Chainpoint was developed by a private company, but “they made it publicly available and it’s seen some adoption by other companies, and that’s usually a pretty good indicator that something might be ready for standardization.”
“Essentially, it’s a digital receipt that … verifies the the existence of a document at a particular point in time” and provides a cryptographic guarantee that it hasn’t been tampered with or altered since, he said.
Chainpoint was designed for use on the bitcoin blockchain, but Schepers said it could easily be used on any distributed ledger, and he called it “a good example of a very simple, low-level specification that we could do that would help move interoperability forward.”
“If we have enough of those things that would really help move along blockchain technology,” Schepers said, the consortium will move to the next stage, known as the recommendation track, when members and invited experts start drafting possible standards.
“We’re seeing if W3C has a role to play in doing that,” he said.
The key metric in such a decision is stakeholder buy-in, he said. “The question is: Do we have enough stakeholders in the natural [blockchain] ecosystem who are willing to commit the resources [to developing the standards] and commit to implementation?” he said.
W3C has developed many standards and specifications in very wide use on the web today, such as HTML5, the latest version of the language in which websites are coded, and the Web Content Accessibility Guidelines 2.0 — that provide a single shared and technology-neutral standard for making web content more accessible to people with disabilities.

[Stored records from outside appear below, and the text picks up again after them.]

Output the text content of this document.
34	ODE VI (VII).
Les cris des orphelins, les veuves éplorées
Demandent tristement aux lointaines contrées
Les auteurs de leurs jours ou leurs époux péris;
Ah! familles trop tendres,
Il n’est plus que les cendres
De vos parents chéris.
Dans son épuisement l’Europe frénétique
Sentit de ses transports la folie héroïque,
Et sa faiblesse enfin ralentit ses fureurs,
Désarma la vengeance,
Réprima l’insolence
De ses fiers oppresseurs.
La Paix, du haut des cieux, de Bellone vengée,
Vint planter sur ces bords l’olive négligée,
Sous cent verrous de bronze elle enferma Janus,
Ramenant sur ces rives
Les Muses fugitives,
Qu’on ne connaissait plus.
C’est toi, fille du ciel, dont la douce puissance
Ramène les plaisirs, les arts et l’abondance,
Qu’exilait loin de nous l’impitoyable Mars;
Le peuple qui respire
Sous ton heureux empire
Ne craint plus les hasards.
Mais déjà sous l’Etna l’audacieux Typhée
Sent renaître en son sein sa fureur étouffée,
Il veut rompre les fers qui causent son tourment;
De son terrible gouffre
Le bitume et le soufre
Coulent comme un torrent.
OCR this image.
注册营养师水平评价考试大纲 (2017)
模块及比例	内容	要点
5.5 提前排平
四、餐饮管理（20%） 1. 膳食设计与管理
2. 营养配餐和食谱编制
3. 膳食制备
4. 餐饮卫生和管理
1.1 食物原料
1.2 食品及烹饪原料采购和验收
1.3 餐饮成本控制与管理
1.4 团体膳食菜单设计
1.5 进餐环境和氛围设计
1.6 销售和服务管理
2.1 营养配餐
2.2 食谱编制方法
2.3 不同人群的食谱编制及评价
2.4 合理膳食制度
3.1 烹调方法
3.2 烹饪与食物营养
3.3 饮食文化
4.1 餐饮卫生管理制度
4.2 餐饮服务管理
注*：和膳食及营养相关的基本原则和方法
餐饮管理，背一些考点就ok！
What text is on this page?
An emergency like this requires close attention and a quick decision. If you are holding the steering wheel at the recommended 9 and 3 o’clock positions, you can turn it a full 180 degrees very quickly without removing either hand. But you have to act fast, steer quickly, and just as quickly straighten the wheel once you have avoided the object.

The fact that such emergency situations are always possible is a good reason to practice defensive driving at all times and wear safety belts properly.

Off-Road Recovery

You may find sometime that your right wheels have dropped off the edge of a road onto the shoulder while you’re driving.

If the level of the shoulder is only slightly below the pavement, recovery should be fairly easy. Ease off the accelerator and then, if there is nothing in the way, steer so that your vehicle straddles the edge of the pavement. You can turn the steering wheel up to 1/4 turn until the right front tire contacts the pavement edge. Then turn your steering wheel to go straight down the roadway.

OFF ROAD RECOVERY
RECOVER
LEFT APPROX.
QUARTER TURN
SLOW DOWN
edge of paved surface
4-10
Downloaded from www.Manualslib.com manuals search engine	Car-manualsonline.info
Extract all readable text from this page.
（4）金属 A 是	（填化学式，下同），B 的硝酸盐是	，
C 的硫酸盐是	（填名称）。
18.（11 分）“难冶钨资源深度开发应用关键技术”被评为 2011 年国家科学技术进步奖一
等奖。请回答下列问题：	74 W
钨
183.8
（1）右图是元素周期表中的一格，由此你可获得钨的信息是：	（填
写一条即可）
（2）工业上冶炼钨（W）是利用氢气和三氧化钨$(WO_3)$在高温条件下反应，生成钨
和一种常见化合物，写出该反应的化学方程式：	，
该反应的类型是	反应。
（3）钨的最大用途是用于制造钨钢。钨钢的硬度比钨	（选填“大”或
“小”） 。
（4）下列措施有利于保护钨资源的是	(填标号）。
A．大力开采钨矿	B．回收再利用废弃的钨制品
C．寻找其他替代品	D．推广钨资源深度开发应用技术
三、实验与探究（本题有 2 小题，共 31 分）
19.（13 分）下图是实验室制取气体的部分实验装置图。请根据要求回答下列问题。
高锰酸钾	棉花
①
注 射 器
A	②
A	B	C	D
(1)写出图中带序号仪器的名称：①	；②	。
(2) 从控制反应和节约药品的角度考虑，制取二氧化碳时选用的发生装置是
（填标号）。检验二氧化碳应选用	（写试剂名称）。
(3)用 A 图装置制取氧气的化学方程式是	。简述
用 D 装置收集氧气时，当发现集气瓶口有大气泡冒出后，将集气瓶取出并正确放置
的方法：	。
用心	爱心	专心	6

There are several W3C community groups with an interest in blockchain technology, and the Blockchain Community Group will help coordinate their activities, Schepers explained in a blog post.
“By the end of the year,” he wrote, “we hope to have laid the groundwork for possible candidates for formal standardization.”
But Seltzer was cautious about any timeline. “Everything in tech takes longer than initially predicted,” she said.